Unless $$\tau_{x y}=\pm k_{i}$$, where $$k$$ is the shear yield stress, the $$x$$- and $$y$$-directions (or axes) will not correspond to the directions of the $$\alpha -$$ and $$\beta -$$ slip lines, which are themselves at ± 45° to the directions of principal stresses acting on the element. In general, we need to examine the stresses on a small curvilinear element in the $$x$$ - $$y$$ plane upon which a shear stress and a hydrostatic stress are acting, and where the principal stresses are $$– p – k$$ and $$– p + k$$ for a situation where there is plane strain compression, such as in forging or indentation in which $$k$$ is a constant but $$p$$ can vary from point to point: We can then identify on this diagram the directions of principal stress $$\sigma_1$$ and $$\sigma_2$$ (remembering that $$\sigma_1 > \sigma_2$$, and which of the lines are $$\alpha$$-lines and which are $$\beta$$-lines. We can also specify the angle $$\varphi$$ of the $$\alpha$$-lines with respect to the $$x$$-axis: Suppose that the $$\alpha$$-slip line passing through the element makes an angle $$\varphi$$ with respect to reference $$x$$- and $$y$$-axes, as in the above diagram. The $$\beta$$-slip line must then make an angle of 90° $$+ \varphi$$ with respect to the x-axis, so that an anticlockwise rotation from the $$\alpha$$-slip line to the $$\beta$$-slip line crosses the direction of maximum principal stress, $$\sigma_1$$ .

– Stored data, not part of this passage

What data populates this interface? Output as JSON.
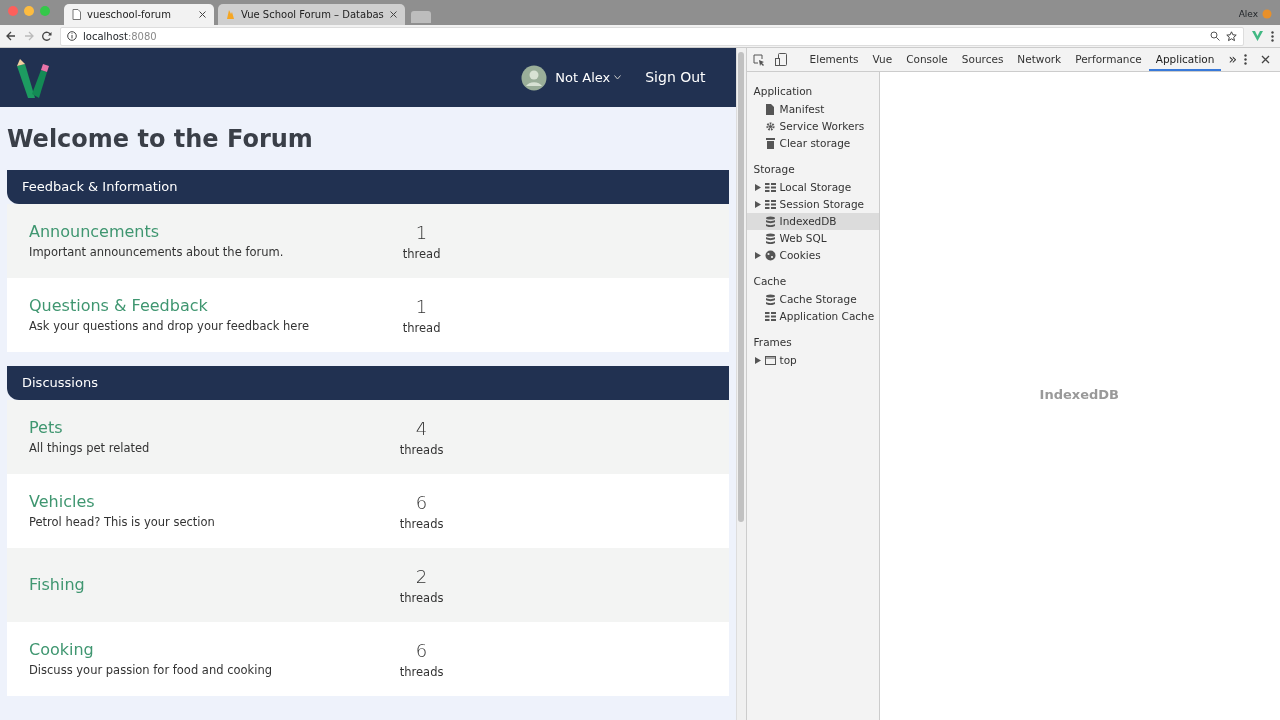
{
  "browser": {
    "tabs": [
      {
        "title": "vueschool-forum",
        "selected": true
      },
      {
        "title": "Vue School Forum – Databas",
        "selected": false
      }
    ],
    "profile": "Alex",
    "address": {
      "host": "localhost",
      "port": ":8080"
    }
  },
  "forum": {
    "user": "Not Alex",
    "sign_out": "Sign Out",
    "heading": "Welcome to the Forum",
    "categories": [
      {
        "title": "Feedback & Information",
        "forums": [
          {
            "name": "Announcements",
            "description": "Important announcements about the forum.",
            "count": "1",
            "unit": "thread"
          },
          {
            "name": "Questions & Feedback",
            "description": "Ask your questions and drop your feedback here",
            "count": "1",
            "unit": "thread"
          }
        ]
      },
      {
        "title": "Discussions",
        "forums": [
          {
            "name": "Pets",
            "description": "All things pet related",
            "count": "4",
            "unit": "threads"
          },
          {
            "name": "Vehicles",
            "description": "Petrol head? This is your section",
            "count": "6",
            "unit": "threads"
          },
          {
            "name": "Fishing",
            "count": "2",
            "unit": "threads"
          },
          {
            "name": "Cooking",
            "description": "Discuss your passion for food and cooking",
            "count": "6",
            "unit": "threads"
          }
        ]
      }
    ]
  },
  "devtools": {
    "tabs": [
      {
        "label": "Elements",
        "selected": false
      },
      {
        "label": "Vue",
        "selected": false
      },
      {
        "label": "Console",
        "selected": false
      },
      {
        "label": "Sources",
        "selected": false
      },
      {
        "label": "Network",
        "selected": false
      },
      {
        "label": "Performance",
        "selected": false
      },
      {
        "label": "Application",
        "selected": true
      }
    ],
    "more": "»",
    "sidebar": [
      {
        "title": "Application",
        "items": [
          {
            "label": "Manifest",
            "kind": "leaf",
            "selected": false
          },
          {
            "label": "Service Workers",
            "kind": "leaf",
            "selected": false
          },
          {
            "label": "Clear storage",
            "kind": "leaf",
            "selected": false
          }
        ]
      },
      {
        "title": "Storage",
        "items": [
          {
            "label": "Local Storage",
            "kind": "expandable",
            "selected": false
          },
          {
            "label": "Session Storage",
            "kind": "expandable",
            "selected": false
          },
          {
            "label": "IndexedDB",
            "kind": "leaf",
            "selected": true
          },
          {
            "label": "Web SQL",
            "kind": "leaf",
            "selected": false
          },
          {
            "label": "Cookies",
            "kind": "expandable",
            "selected": false
          }
        ]
      },
      {
        "title": "Cache",
        "items": [
          {
            "label": "Cache Storage",
            "kind": "leaf",
            "selected": false
          },
          {
            "label": "Application Cache",
            "kind": "leaf",
            "selected": false
          }
        ]
      },
      {
        "title": "Frames",
        "items": [
          {
            "label": "top",
            "kind": "expandable",
            "selected": false
          }
        ]
      }
    ],
    "panel_title": "IndexedDB"
  }
}
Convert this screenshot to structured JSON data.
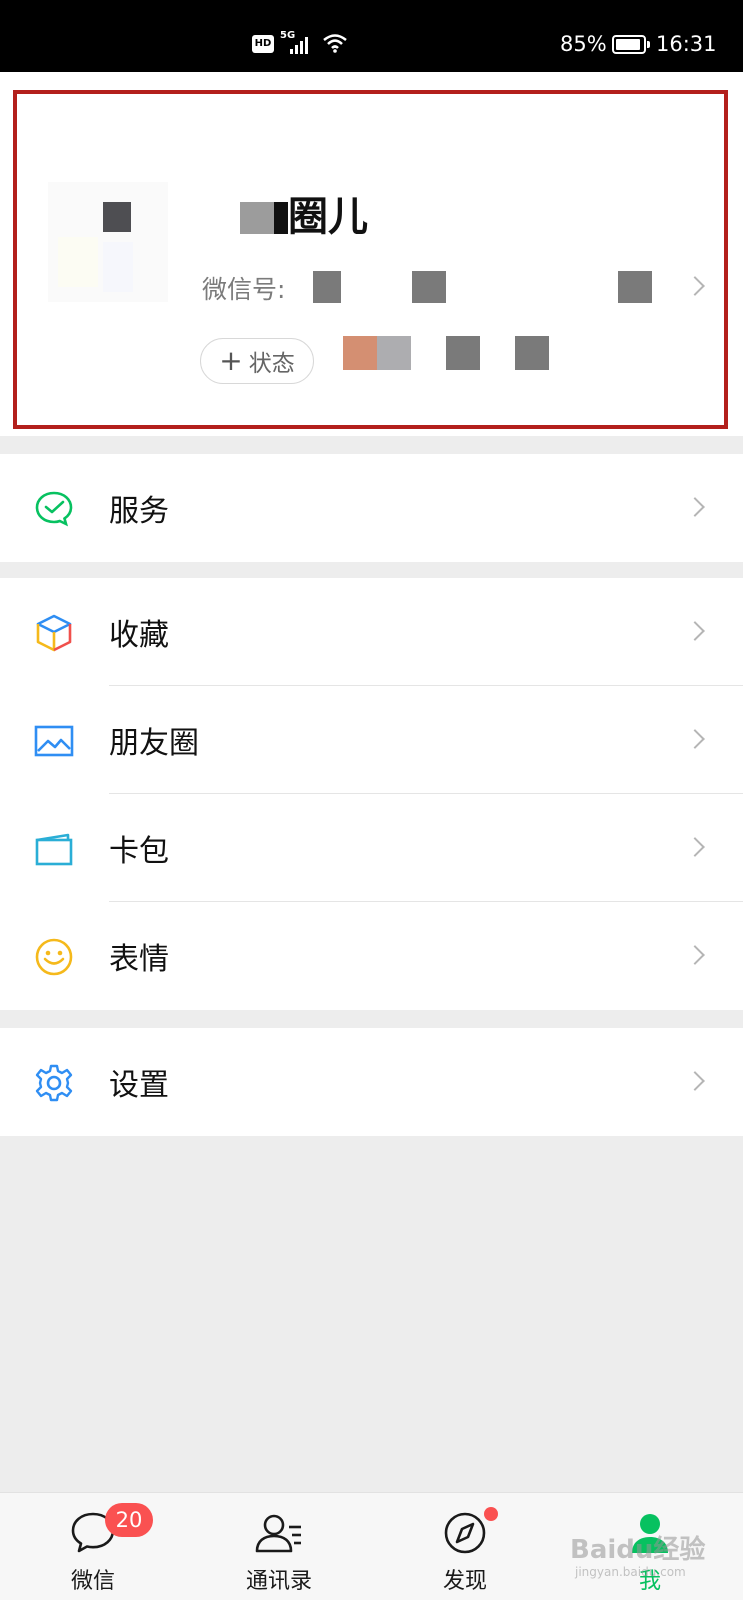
{
  "status_bar": {
    "hd": "HD",
    "network": "5G",
    "battery_percent": "85%",
    "battery_level": 0.85,
    "time": "16:31"
  },
  "profile": {
    "nickname": "圈儿",
    "wechat_id_label": "微信号:",
    "status_button": "状态",
    "highlight_color": "#b3201c"
  },
  "menu": {
    "service": {
      "label": "服务",
      "icon": "wechat-pay-check-icon"
    },
    "favorites": {
      "label": "收藏",
      "icon": "cube-icon"
    },
    "moments": {
      "label": "朋友圈",
      "icon": "image-icon"
    },
    "cards": {
      "label": "卡包",
      "icon": "wallet-card-icon"
    },
    "stickers": {
      "label": "表情",
      "icon": "smiley-icon"
    },
    "settings": {
      "label": "设置",
      "icon": "gear-icon"
    }
  },
  "tabbar": {
    "tabs": [
      {
        "label": "微信",
        "icon": "chat-bubble-icon",
        "badge": "20"
      },
      {
        "label": "通讯录",
        "icon": "contacts-icon"
      },
      {
        "label": "发现",
        "icon": "compass-icon",
        "dot": true
      },
      {
        "label": "我",
        "icon": "person-icon",
        "active": true
      }
    ],
    "accent_color": "#07c160",
    "badge_color": "#fa5151"
  },
  "watermark": {
    "text": "Baidu经验",
    "subtext": "jingyan.baidu.com"
  }
}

The direction parallel to the principal stress $$\sigma_1$$ makes an angle of 45° $$+\varphi$$ with respect to the $$x$$-axis and the direction parallel to the principal stress $$\sigma_2$$ makes an angle of $$135^{\circ}+\varphi^{\circ} 45^{\circ}-\varphi$$ with respect to the $$x$$-axis.

On a Mohr’s circle, this all looks like: where A and B represent the stress states along the $$\alpha$$- and $$\beta$$-lines respectively.

Hence, from the above,

$\sigma_{x x}=-p-k \sin 2 \varphi$

$\sigma_{y y}=-p+k \sin 2 \varphi$

$\tau_{x y}=k \cos 2 \varphi$

while the tensile stress in the $$z$$-direction in plain strain plastic yielding is simply:

$\frac{1}{2}\left(\sigma_{x x}+\sigma_{y y}\right)=-p$

Substituting these expressions into the equilibrium equations

$\frac{\partial \sigma_{x x}}{\partial x}+\frac{\partial \tau_{x y}}{\partial y}=0$

$\frac{\partial \tau_{x y}}{\partial x}+\frac{\partial \sigma_{y y}}{\partial y}=0$

and recognizing that $$k$$ is a constant independent of $$x$$ and $$y$$, we obtain two equations for $$p$$ and $$\varphi$$ as a function of $$x$$ and $$y$$:

$-\frac{\partial p}{\partial x}-2 k \cos 2 \varphi \frac{\partial \varphi}{\partial x}-2 k \sin 2 \varphi \frac{\partial \varphi}{\partial y}=0$

$-2 k \sin 2 \varphi \frac{\partial \varphi}{\partial x}-\frac{\partial p}{\partial y}+2 k \cos 2 \varphi \frac{\partial \varphi}{\partial y}=0$

For $$\varphi=0^{\circ}$$, in which case the $$\alpha$$ and $$\beta$$ lines coincide with the external $$x$$- and $$y$$-axes respectively at a particular position, these equations become

$\frac{\partial}{\partial x}(p+2 k \varphi)=0$

$\frac{\partial}{\partial y}(p-2 k \varphi)=0$

Integrating these equations we find

$p+2 k \varphi=f_{1}(y)+C_{1} \label{eq:1}$

$p-2 k \varphi=f_{2}(x)+C_{2} \label{eq:2}$

as the most general form of the solutions of these two partial differential equations. However, we know that when $$\varphi$$ is exactly zero, $$p$$ must have the same value in both Equations $$\ref{eq:1}$$ and Eq. $$\ref{eq:2}$$. Hence it follows that $$f_{1}(x)=f_{2}(y)=0$$.

In general for points in a slip-line field we have therefore proved that the Hencky relations have to be satisfied:

Hencky relations

The hydrostatic pressure $$p$$ varies linearly with the angle $$\varphi$$ turned by a slip line.

• $$p+2 k \varphi$$ is constant along an $$\alpha$$ line
• $$p-2 k \varphi$$ is constant along a $$\beta$$ line

where the angle φ is in radians.